Individuals who recommend service providers or solutions – folks who are involved in decisions – have always been important. But today, more and more decisions are being made based on in-depth research into the matter at hand, and this means you are often dealing with a much larger team. Put simply, there are more people you need to know, or on whom you need to make an impression.

Today, if you need to convince a client of your expertise or approach, you often need to convince a critical mass of people on the team rather than one single decision-maker. Social media and other online networking tools make it much easier and much more efficient to facilitate communication with this wider group of influencers.

5) Offer something of value.

As organizations grow leaner and advances in productivity change the way firms do business, executives everywhere are becoming more and more time-starved. For these professionals, a casual networking trip to the golf course is either impractical or a significant investment that has to come with a significant return.

In today’s fast-paced, often digital networking world, executives and other influencers want to know exactly what they’re getting for their efforts. If you’re going to take clients’ time, either online or in-person, you have to make sure that you offer them something of value in the relationship.

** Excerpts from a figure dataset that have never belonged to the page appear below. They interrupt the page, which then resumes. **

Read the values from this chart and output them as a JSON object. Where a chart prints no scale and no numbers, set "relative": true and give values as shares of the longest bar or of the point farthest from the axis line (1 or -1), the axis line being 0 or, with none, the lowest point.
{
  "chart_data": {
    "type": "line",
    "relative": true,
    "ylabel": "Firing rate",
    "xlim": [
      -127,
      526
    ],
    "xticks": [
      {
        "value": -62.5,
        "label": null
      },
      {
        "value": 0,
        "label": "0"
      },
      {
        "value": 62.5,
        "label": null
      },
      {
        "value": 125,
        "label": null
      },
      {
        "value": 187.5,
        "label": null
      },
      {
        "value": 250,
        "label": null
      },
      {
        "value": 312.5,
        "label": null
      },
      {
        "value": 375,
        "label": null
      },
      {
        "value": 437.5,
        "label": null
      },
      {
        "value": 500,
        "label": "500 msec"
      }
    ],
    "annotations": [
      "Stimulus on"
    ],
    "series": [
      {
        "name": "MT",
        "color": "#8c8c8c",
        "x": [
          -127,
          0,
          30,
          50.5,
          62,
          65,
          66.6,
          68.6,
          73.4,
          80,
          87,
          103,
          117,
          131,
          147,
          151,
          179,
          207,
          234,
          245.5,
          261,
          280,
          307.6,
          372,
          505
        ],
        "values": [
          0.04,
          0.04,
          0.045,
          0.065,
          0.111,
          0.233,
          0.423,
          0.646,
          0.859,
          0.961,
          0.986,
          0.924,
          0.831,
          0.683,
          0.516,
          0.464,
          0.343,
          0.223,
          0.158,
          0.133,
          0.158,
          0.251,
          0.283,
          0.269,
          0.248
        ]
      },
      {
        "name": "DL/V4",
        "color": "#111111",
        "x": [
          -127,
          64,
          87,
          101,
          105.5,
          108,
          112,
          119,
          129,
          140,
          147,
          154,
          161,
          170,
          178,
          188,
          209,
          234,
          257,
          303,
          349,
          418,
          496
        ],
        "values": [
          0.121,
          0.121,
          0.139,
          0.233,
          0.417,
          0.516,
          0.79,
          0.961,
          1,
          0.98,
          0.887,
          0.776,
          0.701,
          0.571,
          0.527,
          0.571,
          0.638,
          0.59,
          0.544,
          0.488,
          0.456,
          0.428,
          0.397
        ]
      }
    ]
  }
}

As you get to know a new contact through social media, pointing them toward content that is highly relevant to their problems is an effective way to swiftly demonstrate that you understand their problems and know how to deliver solutions.

What works best?

We arrive, then, at the big question: is face-to-face networking really the best way to make new business contacts in the management consulting industry? Not necessarily.

No one answer is going to be right for every client. But it is clear that to remain competitive and reach a wide body of potential clients, you need to know how to network online.